The omega-6 gamma-linolenic acid (GLA) is different. GLA is the only truly viable precursor to the potent anti-inflammatory PGE1, and it has been shown in multiple controlled trials to have positive effects specifically for dry eye.2,3
PGE1 is found in the tears, the lacrimal glands and the conjunctiva. Also, GLA has been shown to increase PGE1 levels and increase tear production in Sjögren’s syndrome.4 Connecting these dots clarified my surprise at the Sjögren’s paper years ago.

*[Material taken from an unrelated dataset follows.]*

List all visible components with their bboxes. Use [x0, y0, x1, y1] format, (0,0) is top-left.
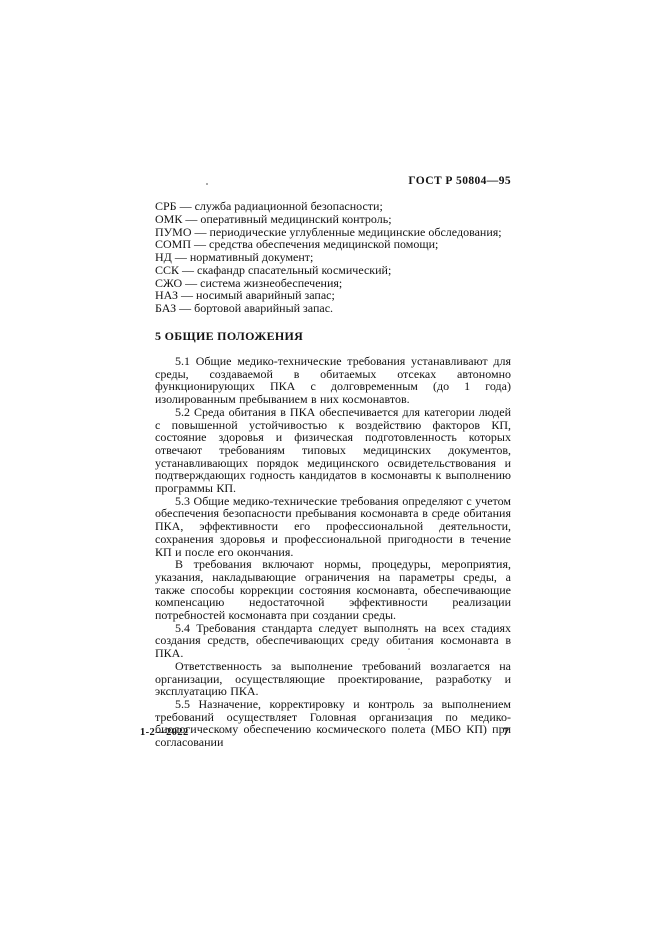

It has been shown that when GLA is combined with the proper balance of eicosapentaenoic (EPA) one can inhibit production of arachidonic acid5 while stimulating production of anti-inflammatory cytokines from both GLA and EPA. EPA inhibits delta 5 desaturase, the enzyme required to convert omega-6s into arachidonic acid.6 If you block that enzyme, you divert the metabolic traffic flow down to one lane towards the desirable anti-inflammatory PGE1 pathway.
Nutrition matters—you literally are what you eat. If we have the ability to repair the foundation, then nutrition and nutraceutical therapy are my starting point, not merely an adjunct. Dietary access to the anti-inflammatory omega6, GLA, is very limited. GLA is found in just a few plant-based oils that are not readily available in the typical American diet. The omega-3s, EPA and DHA, are obtained primarily from fish oils. Since our bodies cannot produce GLA, EPA or DHA directly, and since creating them through metabolism is inefficient (especially with age), we need to look to nutritional supplementation.

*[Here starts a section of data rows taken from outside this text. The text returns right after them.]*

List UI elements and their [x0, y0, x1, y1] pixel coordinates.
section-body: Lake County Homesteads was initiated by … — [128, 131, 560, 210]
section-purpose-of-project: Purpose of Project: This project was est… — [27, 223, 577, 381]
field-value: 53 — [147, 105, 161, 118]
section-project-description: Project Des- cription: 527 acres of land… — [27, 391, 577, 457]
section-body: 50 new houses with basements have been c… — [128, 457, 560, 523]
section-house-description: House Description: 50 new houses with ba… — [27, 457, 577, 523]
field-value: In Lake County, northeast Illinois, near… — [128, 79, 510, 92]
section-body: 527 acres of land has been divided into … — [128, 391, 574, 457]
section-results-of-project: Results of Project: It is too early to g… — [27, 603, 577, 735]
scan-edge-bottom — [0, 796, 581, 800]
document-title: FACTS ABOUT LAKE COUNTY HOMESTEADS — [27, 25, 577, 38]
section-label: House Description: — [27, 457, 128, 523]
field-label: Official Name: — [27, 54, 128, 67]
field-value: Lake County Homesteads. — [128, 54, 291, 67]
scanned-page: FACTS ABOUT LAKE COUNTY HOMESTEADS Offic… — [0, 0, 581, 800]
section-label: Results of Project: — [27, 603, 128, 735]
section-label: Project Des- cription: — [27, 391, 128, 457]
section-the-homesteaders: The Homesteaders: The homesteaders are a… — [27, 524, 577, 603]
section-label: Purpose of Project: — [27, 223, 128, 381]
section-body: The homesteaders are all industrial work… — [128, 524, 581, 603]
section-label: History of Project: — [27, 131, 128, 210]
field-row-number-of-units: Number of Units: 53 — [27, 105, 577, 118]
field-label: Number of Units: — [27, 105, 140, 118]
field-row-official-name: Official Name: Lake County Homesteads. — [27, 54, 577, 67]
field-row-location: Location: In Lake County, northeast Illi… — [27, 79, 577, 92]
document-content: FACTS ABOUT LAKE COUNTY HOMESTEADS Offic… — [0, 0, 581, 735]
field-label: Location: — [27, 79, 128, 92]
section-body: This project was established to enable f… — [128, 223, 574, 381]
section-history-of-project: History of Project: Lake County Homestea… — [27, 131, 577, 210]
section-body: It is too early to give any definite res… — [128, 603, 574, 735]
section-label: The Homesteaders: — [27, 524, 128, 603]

The level 1 dry eye patient tends to respond well to environmental, lifestyle and nutritional interventions. A randomized, controlled, double-blind study demonstrated that a supplement containing GLA along with EPA and DHA in dry eye patients significantly improved symptoms, suppressed markers of conjunctival inflammation, and maintained corneal smoothness in post-menopausal women.7 I have personally seen excellent clinical and MMP9 improvements in early Level 2 patients who took the nutritional supplement HydroEye (Science Based Health) as a solo agent (patients who got too busy to start the other recommended therapies). With Level 2 patients, I build upon foundational nutrition therapy by layering on immunomodulators such as cyclopsorine or lifitegrast and new neurostimulation approaches. When taking the nutritional approach with patients (eg. Whole30 diet), I also recommend only high-quality, pure, science-backed nutraceutical formulas.

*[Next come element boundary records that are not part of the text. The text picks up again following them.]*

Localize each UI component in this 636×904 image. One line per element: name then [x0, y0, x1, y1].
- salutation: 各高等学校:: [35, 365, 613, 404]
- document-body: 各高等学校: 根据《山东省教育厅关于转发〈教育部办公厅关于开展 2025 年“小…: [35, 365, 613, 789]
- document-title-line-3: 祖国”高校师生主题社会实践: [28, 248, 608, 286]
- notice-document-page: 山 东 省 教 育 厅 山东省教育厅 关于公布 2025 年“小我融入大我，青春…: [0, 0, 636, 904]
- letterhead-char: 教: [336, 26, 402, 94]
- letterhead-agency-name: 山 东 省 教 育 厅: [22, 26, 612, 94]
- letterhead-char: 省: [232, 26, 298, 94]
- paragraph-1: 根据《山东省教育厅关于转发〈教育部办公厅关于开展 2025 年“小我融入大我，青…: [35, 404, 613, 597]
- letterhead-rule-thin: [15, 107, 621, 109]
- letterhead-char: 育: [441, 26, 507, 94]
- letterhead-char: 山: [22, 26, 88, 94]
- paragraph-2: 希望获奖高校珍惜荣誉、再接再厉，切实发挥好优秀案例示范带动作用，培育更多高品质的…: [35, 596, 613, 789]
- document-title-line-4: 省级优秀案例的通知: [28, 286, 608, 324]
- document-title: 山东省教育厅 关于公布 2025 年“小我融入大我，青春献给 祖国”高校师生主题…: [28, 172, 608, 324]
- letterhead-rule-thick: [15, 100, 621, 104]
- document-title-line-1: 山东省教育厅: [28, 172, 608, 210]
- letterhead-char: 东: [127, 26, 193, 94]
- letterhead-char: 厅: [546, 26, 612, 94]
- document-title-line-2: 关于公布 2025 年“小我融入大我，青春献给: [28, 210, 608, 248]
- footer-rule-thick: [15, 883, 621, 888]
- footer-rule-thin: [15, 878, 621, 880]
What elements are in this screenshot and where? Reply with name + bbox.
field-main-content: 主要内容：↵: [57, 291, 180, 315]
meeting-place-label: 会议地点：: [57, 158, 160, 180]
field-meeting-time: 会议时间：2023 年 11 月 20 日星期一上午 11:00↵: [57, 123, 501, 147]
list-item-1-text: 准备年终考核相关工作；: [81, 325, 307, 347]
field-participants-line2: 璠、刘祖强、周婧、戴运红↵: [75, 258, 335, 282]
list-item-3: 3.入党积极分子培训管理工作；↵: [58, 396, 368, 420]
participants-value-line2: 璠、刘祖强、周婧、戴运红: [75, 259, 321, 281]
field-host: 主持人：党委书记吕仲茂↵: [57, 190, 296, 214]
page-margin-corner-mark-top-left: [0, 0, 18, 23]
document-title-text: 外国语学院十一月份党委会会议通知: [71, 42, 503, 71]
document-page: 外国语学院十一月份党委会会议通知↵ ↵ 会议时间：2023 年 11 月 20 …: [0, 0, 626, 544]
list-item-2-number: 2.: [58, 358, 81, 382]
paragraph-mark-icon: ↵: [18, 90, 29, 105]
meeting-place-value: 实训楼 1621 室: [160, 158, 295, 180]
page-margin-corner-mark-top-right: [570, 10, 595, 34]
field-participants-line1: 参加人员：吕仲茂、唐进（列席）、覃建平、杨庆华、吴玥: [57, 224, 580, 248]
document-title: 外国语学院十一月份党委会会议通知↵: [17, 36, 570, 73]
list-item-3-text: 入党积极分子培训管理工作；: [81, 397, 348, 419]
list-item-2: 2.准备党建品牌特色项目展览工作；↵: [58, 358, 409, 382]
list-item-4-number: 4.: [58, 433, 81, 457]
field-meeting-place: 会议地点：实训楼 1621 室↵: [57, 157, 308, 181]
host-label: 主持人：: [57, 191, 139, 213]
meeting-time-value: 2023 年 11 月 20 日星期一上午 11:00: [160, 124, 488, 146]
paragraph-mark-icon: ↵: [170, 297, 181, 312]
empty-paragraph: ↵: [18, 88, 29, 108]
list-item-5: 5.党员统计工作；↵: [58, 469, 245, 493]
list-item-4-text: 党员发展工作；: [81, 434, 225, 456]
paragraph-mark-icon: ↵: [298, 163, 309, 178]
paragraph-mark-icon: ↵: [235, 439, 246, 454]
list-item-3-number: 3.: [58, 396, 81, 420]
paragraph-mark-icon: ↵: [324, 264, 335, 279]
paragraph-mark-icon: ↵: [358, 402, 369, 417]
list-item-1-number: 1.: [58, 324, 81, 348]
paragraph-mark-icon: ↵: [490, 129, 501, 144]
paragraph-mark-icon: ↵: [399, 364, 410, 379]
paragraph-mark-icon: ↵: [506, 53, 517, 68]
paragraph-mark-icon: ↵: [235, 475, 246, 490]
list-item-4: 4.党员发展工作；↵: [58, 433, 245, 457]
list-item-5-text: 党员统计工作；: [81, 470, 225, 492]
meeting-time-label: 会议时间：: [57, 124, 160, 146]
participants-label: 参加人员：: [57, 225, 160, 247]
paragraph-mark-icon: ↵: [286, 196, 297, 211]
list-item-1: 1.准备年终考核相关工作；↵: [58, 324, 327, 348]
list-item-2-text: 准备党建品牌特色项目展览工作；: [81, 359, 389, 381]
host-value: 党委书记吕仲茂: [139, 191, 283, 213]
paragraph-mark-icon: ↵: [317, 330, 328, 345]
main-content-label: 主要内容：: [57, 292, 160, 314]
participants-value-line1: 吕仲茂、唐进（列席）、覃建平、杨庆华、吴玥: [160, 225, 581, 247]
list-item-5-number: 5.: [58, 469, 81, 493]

The DREAM study gave us much to consider and we will continue to improve our understanding of dry eye together. Taking a big picture approach that also considers other excellent omega science, we find evidence for the benefits of balanced omega-3 and omega-6. Taking every opportunity to understand more, think deeper, and observe more carefully allows us to embrace the opportunity that science affords us.